Admise à l’hôpital après son agression, la fillette a été depuis placée dans un abri pour enfants et se trouve sous la protection de l’Alternative Care UnitSa mère, qui avait été autorisée à rester au chevet de la petite pendant son hospitalisation, nous donnait de ses nouvelles, vendredi dernier, la veille de son arrestation. « Li’nn bien refer. Li pe zwe, li pe sot partou. Li manze tou bien, li dormi  » C’est son fils de 6 ans (qui a passé la semaine aux côtés de sa mère et de sa sœur à l’hôpital) qui, dit-elle, aurait « tout vu » de ce qui s’est passé dans cette maison à Anoska. « Mo zenfan inn dir mwa kisannla inn fer sa. Enn zanfan pa pou koz manti », affirme-t-elle.

C’est dans une petite pièce délabrée, construite entre les murs de différentes cases et qui sert de maison à la tante du présumé agresseur, que le drame s’est déroulé. C’est aussi dans cette pièce que vivait la fillette avec sa mère et son frère depuis quelques mois. Au courant de la journée de dimanche dernier, la mère et l’enfant dormaient sur un matelas posé sur un support à même le sol. « J’avais bu », concède cette dernière. Ce jour-là, la tante du présumé agresseur (Cliff Richard Perrine), le cousin de celle-ci et la mère de la petite victime avaient consommé de l’alcool. À un certain moment de la journée, les adultes ont eu sommeil. « Ma fille s’est mise contre moi et nous avions dormi. Kan mo’nn bwar mo dir ou fran, mo pa tann narye », dit-elle. « Mon fils, lui, jouait avec celui de mon amie, qui elle dormait aux côtés d’un proche », poursuit celle-ci. « À un moment, je me suis réveillée et j’ai vu Cliff qui dormait à mes côtés. Je me suis rendormie jusqu’au moment où ma fille m’a réveillée. Elle tirait sur mes vêtements. C’est là que je l’ai vue en sang. Personne ne s’était encore réveillé », raconte la mère.

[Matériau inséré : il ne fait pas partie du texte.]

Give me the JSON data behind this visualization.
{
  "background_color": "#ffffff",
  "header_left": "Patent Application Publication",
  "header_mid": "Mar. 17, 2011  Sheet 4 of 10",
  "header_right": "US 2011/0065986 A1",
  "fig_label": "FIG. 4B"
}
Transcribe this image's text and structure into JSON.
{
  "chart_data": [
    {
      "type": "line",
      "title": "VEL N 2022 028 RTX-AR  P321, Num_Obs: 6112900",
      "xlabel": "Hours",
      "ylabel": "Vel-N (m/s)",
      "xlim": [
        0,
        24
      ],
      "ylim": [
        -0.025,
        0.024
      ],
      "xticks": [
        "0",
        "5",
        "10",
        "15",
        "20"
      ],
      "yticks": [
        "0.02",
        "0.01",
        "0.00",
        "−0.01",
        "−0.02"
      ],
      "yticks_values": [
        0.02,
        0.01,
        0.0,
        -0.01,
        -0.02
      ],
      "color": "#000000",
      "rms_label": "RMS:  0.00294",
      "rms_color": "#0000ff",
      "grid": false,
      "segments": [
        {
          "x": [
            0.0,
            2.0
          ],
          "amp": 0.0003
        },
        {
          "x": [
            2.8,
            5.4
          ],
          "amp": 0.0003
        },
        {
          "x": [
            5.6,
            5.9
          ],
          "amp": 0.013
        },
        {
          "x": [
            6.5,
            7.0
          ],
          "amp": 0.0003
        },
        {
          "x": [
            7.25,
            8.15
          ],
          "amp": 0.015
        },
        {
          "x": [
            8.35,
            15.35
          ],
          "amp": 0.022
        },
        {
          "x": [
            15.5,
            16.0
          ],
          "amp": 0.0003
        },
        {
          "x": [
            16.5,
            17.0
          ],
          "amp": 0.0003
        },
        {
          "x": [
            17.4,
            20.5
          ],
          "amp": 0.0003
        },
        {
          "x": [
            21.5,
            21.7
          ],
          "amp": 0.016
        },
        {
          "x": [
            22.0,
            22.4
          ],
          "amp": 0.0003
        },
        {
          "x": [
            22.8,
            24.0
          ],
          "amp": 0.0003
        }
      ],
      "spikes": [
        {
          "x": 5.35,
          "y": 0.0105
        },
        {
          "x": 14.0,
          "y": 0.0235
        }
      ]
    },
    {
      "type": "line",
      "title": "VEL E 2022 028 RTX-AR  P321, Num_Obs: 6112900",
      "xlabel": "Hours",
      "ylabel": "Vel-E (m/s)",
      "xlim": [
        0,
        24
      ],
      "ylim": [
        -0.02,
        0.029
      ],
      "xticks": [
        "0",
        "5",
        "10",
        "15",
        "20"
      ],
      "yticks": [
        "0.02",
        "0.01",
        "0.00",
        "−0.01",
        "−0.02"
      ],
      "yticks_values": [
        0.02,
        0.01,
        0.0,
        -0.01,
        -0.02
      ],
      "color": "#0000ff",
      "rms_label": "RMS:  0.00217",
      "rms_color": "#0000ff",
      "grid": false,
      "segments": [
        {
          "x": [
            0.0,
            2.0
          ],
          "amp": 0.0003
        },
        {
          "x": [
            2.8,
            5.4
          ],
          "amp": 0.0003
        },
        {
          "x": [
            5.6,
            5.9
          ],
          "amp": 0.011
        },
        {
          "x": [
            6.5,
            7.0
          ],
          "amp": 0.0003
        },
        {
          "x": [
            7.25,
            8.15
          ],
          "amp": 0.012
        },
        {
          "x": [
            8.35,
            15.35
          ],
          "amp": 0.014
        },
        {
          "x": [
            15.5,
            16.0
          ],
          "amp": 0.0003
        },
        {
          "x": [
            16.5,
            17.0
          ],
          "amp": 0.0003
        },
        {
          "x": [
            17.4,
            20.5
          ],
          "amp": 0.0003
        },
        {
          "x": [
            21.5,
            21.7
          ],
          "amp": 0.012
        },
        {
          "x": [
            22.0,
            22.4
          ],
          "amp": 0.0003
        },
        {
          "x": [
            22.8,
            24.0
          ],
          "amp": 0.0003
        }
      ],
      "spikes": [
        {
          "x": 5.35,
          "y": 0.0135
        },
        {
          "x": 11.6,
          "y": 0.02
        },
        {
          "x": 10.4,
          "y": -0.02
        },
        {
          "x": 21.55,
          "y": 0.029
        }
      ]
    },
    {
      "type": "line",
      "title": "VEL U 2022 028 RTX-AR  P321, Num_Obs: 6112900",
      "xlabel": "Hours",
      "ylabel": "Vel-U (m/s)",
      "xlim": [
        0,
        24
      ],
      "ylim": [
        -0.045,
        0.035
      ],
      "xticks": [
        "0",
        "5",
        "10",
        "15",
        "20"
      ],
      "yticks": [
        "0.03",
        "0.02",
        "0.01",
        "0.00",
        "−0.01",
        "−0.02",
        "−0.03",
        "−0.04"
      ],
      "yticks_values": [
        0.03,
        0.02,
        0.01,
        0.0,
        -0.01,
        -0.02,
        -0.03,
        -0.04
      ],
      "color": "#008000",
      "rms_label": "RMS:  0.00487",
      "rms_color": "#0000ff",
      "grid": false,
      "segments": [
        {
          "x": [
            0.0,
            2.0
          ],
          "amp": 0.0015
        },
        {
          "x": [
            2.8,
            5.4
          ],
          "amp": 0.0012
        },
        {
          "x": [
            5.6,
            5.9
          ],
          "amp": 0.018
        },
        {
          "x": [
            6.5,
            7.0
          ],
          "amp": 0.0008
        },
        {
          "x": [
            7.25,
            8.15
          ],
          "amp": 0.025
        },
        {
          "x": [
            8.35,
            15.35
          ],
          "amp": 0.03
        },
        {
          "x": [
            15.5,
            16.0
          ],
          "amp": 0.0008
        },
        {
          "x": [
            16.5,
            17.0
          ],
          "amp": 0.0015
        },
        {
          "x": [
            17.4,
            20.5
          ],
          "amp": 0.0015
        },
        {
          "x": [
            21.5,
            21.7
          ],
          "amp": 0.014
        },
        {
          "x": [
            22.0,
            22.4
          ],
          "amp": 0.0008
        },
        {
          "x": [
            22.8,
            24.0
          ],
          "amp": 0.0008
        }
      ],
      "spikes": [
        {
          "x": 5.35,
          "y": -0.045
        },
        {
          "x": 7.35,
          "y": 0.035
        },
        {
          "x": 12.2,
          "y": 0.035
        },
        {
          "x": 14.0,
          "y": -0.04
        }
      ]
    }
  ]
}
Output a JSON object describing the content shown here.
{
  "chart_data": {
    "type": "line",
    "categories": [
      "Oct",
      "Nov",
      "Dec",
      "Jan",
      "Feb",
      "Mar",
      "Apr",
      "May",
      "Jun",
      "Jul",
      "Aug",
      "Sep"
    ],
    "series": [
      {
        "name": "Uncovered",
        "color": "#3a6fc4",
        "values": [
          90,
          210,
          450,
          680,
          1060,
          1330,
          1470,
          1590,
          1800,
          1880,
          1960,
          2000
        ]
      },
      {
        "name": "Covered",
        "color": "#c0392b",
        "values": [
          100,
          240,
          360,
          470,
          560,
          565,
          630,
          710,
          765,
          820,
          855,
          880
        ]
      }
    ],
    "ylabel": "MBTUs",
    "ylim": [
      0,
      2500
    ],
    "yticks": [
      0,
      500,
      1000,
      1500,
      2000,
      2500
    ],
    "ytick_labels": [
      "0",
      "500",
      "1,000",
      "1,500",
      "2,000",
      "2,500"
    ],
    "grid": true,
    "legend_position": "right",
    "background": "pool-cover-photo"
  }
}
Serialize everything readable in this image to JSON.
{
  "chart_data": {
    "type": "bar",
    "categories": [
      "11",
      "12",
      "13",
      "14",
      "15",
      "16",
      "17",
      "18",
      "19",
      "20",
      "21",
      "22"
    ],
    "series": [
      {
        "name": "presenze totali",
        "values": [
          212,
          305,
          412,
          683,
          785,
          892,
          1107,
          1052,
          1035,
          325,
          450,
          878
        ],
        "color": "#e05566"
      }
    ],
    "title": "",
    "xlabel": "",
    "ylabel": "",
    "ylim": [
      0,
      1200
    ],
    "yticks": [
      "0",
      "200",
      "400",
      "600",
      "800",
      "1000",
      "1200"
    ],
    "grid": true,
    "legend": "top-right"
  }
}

Avant d’alerter la police,

sa mère achète de la bière

Dans la pièce en tôle insalubre, sans sanitaires, où le froid et la pluie pénètrent par toutes les fissures, la tante du présumé violeur nous assure que « c’est Cliff qui, en nous rendant visite, a vu l’enfant dans une mare de sang et a réveillé sa mère. » Mais pour la mère de l’enfant, « la famille de celui-ci le protège. » Elle affirme que c’est elle qui a réveillé son amie pour lui montrer l’état de la fillette. « Je n’avais jamais vu autant de sang chez moi », dit la tante du présumé pédophile. Cette dernière, qui concède qu’elle avait bu du rhum, « Mo abitie bwar », explique qu’elle s’est réveillée lorsque son neveu est arrivé chez elle. « La réaction de la mère m’a étonnée. Elle a pris du temps à réaliser ce qui se passait. Li ti ankor sou. Elle s’est levée et s’en est allée ! » 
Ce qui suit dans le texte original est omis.